DH and I both work from home I need a lot of stuff for my business so I work from dining room aka office ( we have a table for 6 in kitchen) DH mostly uses his workshop but occasionally for ordering tools supplies needs to use the 2nd computer in office, when he does he can't resist talking asking me about things I have to just keep repepating i'm working don't disturb
to be honest he really disturbs me coming into office as he just can't come in order his parts and leave
we discuss household stuff over lunch
my DD ( now 10) knows she has to entertain herself until I finish work in evenings because of certain events it can be really late the night before preparing ( it can't be done earlier) this happens once occasionally twice a fortnight other days I can finsih at 3.30 when she is home

northernlittledonkey · 02/03/2020 21:27

I love WFH, it’s amazing! Own spaces, DH too. Clear out that study!

HelgaHere1 · 02/03/2020 21:32

Get a kettle and tea making stuff elsewhere in the house.

Wildthyme · 02/03/2020 21:38

Get a kettle and tea making stuff elsewhere in the house

No. Why should she? It's a bloody kitchen not an office. One person WFH should not be able to take over a whole house.

fuckoffImcounting · 02/03/2020 21:47

DH is being selfish and entitled. His work is important but should not rule in the communal space the rest of the family use. Get him into a private work space, put a dog bed under the desk so they can keep each other company. I have worked from home for 25 years and never have I taken up residence in the kitchen because I am not a selfish twat.

user1487194234 · 03/03/2020 21:46

I like having the option to WFH
But really only do it occasionally
Am too sociable to enjoy it more than that
I also like the differential between home and work

LettyFisher · 03/03/2020 22:10

I don't like it either - I go mad and need company. I do it occasionally because it helps me get a load of house jobs (washing usually) done and gives the dogs some company.
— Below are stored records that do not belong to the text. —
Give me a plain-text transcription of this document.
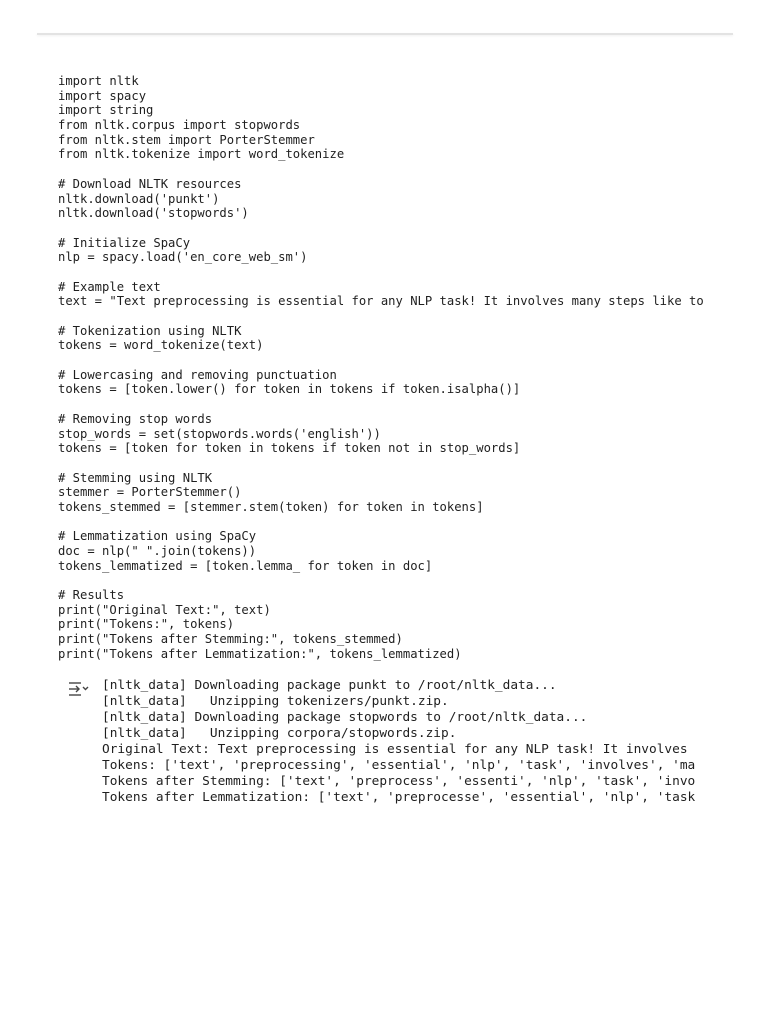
import nltk
import spacy
import string
from nltk.corpus import stopwords
from nltk.stem import PorterStemmer
from nltk.tokenize import word_tokenize
# Download NLTK resources
nltk.download('punkt')
nltk.download('stopwords')
# Initialize SpaCy
nlp = spacy.load('en_core_web_sm')
# Example text
text = "Text preprocessing is essential for any NLP task! It involves many steps like to
# Tokenization using NLTK
tokens = word_tokenize(text)
# Lowercasing and removing punctuation
tokens = [token.lower() for token in tokens if token.isalpha()]
# Removing stop words
stop_words = set(stopwords.words('english'))
tokens = [token for token in tokens if token not in stop_words]
# Stemming using NLTK
stemmer = PorterStemmer()
tokens_stemmed = [stemmer.stem(token) for token in tokens]
# Lemmatization using SpaCy
doc = nlp(" ".join(tokens))
tokens_lemmatized = [token.lemma_ for token in doc]
# Results
print("Original Text:", text)
print("Tokens:", tokens)
print("Tokens after Stemming:", tokens_stemmed)
print("Tokens after Lemmatization:", tokens_lemmatized)
[nltk_data] Downloading package punkt to /root/nltk_data...
[nltk_data]   Unzipping tokenizers/punkt.zip.
[nltk_data] Downloading package stopwords to /root/nltk_data...
[nltk_data]   Unzipping corpora/stopwords.zip.
Original Text: Text preprocessing is essential for any NLP task! It involves
Tokens: ['text', 'preprocessing', 'essential', 'nlp', 'task', 'involves', 'ma
Tokens after Stemming: ['text', 'preprocess', 'essenti', 'nlp', 'task', 'invo
Tokens after Lemmatization: ['text', 'preprocesse', 'essential', 'nlp', 'task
my dp works from my house occasionally and it drives me mad if I arrive back while he is there - he stays in the kitchen too with his laptop and papers and loud calls and similarly paces up and down. On the rare occasions we've tried to do it together, it just hasn't worked. (even if we're in separate rooms - he's in the kitchen being annoying).

OldWomanSaysThis · 04/03/2020 01:51

I did not like it. I worked for a big corporation that put a lot of people out to telecommute to save on real estate costs and to embrace a work-life culture. Sounded good on paper, but the reality was different.

LOTS and lots of people didn't actually work (several fired). We had surveillance on our laptops. We were out of the loop on so many things, like a change in a process. It was a career and compensation killer. Out of sight, out of mind.

Personally, it was very isolating and I had constant interruptions from family which was bad when I was leading calls. I forgot how to dress myself. I gained weight. I got depressed. I liked it in the beginning - 6 months or so, but the novelty wore off. After 4 years, the company decided it wasn't a good idea and recalled everyone back to the office.